Yesterday I wrote a post pointing out that the banks actually set saving and borrowing interest rates according to market demands and the needs of their business, not according to the base rate - despite what people think and the media say. And I identified the real cause of the increased spread between borrowing and savings rates as being the introduction of higher capital and liquidity requirements to make banks "safer". Safety comes at a price, and that price is less lending, higher rates to borrowers and lower rates to savers.
Having capital requirements for banks at all is direct government interference in the market, which creates distortions and gives certain categories of customer a raw deal. The question we have to ask ourselves is whether additional regulation is needed to protect the customers disadvantaged by the regulations we have already introduced. Regulation tends to beget regulation, as each time another regulation is added the commercial organisations react to it in ways that disadvantage other consumer groups. The "red tape strangles business" we hear from politicians of right-wing persuasion arises from this tussle between regulator and regulated. These politicians tend to try to persuade rather than regulate, but the effect is still the same.
Here are some of the current distortions in the retail banking market. Note how many are "sacred cows"!
- Unlimited taxpayer guarantee of retail deposits
- Capital reserve requirements
- Liquidity requirements
- Bank of England funding support for payments
- Interbank lending rate (why is there only one LIBOR rate?)
- Bank of England base rate (why doesn't the BoE charge different rates according to institutional risk?)
- Single fiat currency issued only by the Bank of England
- The Bank of England (why do we have a "lender of last resort" at all?)
- Project Merlin (why should the banks lend more to SMEs just to "get the economy growing"?)
- Tax relief on pension savings
- Tax relief on other forms of savings such as ISAs
- Requirements for pension funds to invest highly in "safe" securities such as government debt
- Bans on short selling of CDS and government debt in EU, US and other countries
A free market in banking would look very different from what we currently have:
- No government guarantee of retail deposits, or anything else for that matter. A bank that failed would not be bailed out by taxpayers, however large and important it was. Savers would lose all money not covered by voluntary bank insurance schemes
- Savers would be charged by banks for insurance to protect their savings in the event of bank failure. They would of course be free to refuse this insurance and take the risk. There would be a growth of private-sector insurance schemes protecting savers - and of course an attendent risk of mis-selling (nobody ever said that a free market couldn't be corrupt!)
- No free banking. Banks would charge for every bank transaction
- Banks could lend unlimited amounts of fictional money. They would have no need to hold reserves except for funding. But they actually might increase their reserves - read on.....
- All bank funding would come from the interbank market. There would be no lender of last resort. If the markets stop lending banks would fail. Banks would be forced to put in place longer-term funding strategies: their current practice of lending long and borrowing VERY short would have to end. Because of this, banks would be likely to hold reserves voluntarily because of the risk of losing short-term funding. There would be a greater need for them to attract retail deposits, particularly longer-term notice deposits, and savings rates would rise due to the increased competition.

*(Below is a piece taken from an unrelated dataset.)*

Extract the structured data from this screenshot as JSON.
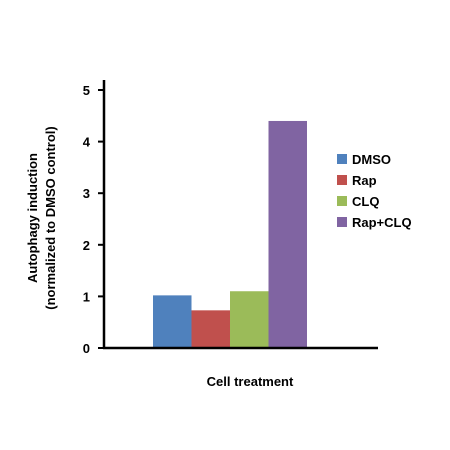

- Banks of varying sizes would face different funding rates depending on the interbank market's view of their risk. Smaller banks would either charge more for borrowing or suffer margin reduction. They would be likely to become niche players - offering very high savings rates to sophisticated investors who don't mind risk, or focusing lending on high risk individuals and businesses at very high rates. We are seeing some of this developing already (companies specialising in payday lending, for example).
- There might be more differentiation in the market - more players specialising in different things.
It's an interesting model, isn't it? Note that savers would be likely to do VERY much better under such a model, but borrowers would have to pay more. So it is fair to say that the present regulated banking system systematically discriminates against savers in favour of borrowers. If the government prefers to maintain a regulated system, then this is an area that needs addressing through additional regulation. It is not reasonable to expect banks to offer a better deal to savers voluntarily. There is no reason for them to do so.